Graphing a single inequality involves two main steps.
For this exercise, we need to do this process for each of the inequalities in the system. {4x+y>-1y<-4x+1(I)(II) The system's solution set will be the intersection of the shaded regions in the graphs of Inequality (I) and Inequality (II).
We can tell a lot of information about the boundary lines from the inequalities given in the system.
Let's find each of these key pieces of information for the inequalities in the system.
Information | Inequality (I) | Inequality (II) |
---|---|---|
Given Inequality | 4x+y>-1 | y<-4x+1 |
Boundary Line Equation | 4x+y=-1 | y=-4x+1 |
Solid or Dashed? | > ⇒ Dashed | < ⇒ Dashed |
y=mx+b | y=-4x+(-1) | y=-4x+1 |
Great! With all of this information, we can draw the boundary lines. For each line, we start by plotting the y-intercept and using the slope to obtain a second point. Then, we connect those points with a straight edge.

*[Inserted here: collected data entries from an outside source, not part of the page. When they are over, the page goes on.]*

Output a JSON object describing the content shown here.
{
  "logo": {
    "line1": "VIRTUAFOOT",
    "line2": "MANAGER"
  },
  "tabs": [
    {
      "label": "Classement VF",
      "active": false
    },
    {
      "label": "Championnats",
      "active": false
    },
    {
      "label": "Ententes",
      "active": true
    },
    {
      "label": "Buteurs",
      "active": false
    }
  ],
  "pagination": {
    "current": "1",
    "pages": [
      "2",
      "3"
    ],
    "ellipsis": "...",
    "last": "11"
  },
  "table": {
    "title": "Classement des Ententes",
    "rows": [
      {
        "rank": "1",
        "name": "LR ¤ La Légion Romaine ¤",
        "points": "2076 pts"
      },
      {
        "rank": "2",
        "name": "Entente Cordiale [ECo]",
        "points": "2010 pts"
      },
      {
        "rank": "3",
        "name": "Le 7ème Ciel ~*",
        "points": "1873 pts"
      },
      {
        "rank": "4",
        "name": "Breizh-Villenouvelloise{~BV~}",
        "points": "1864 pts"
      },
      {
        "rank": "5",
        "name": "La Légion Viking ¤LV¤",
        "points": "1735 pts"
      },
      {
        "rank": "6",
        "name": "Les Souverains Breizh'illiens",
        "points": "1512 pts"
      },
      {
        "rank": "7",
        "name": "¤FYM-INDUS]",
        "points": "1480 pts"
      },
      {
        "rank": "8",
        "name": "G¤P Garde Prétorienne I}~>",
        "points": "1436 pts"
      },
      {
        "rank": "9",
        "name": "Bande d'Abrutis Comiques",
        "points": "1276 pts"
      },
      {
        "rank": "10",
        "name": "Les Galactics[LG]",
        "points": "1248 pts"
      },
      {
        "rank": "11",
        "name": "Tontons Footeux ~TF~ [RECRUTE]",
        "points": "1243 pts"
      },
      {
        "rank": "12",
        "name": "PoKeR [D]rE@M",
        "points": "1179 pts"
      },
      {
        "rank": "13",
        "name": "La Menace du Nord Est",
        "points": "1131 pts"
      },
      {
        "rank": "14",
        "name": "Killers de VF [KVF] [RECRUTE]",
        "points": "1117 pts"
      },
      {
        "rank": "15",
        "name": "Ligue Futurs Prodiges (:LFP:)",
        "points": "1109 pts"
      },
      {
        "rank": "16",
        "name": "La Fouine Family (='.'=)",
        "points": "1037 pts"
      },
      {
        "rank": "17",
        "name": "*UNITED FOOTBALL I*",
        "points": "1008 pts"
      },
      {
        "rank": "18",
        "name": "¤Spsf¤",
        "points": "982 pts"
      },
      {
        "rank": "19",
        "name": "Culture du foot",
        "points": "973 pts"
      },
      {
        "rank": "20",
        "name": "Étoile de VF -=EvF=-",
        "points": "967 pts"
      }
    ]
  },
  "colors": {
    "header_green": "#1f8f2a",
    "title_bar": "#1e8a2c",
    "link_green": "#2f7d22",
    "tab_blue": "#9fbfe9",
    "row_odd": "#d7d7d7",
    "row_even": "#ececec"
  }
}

Before we can shade the solution set for each inequality, we need to determine on which side of the plane their solution sets lie. To do that, we will need a test point that does not lie on either boundary line.
It looks like the point (1,1) would be a good test point. We will substitute the coordinates of this point for x and y in the given inequalities and simplify. If the substitution creates a true statement, we shade the same region that contains the point. Otherwise, we shade the opposite region.
Information | Inequality (I) | Inequality (II) |
---|---|---|
Given Inequality | 4x+y>-1 | y<-4x+1 |
Substitute (1,1) | 4(1)+1>?-1 | 1<?-4(1)+1 |
Simplify | 5>-1 | 1≮-3 |
Shaded Region | same | opposite |
For Inequality (I) we will shade the region containing our test point, or above the boundary line. For Inequality (II), however, we will shade the region opposite the test point, or below the boundary line.
The overlapping portion of the inequalities is the solution set of the system of inequalities.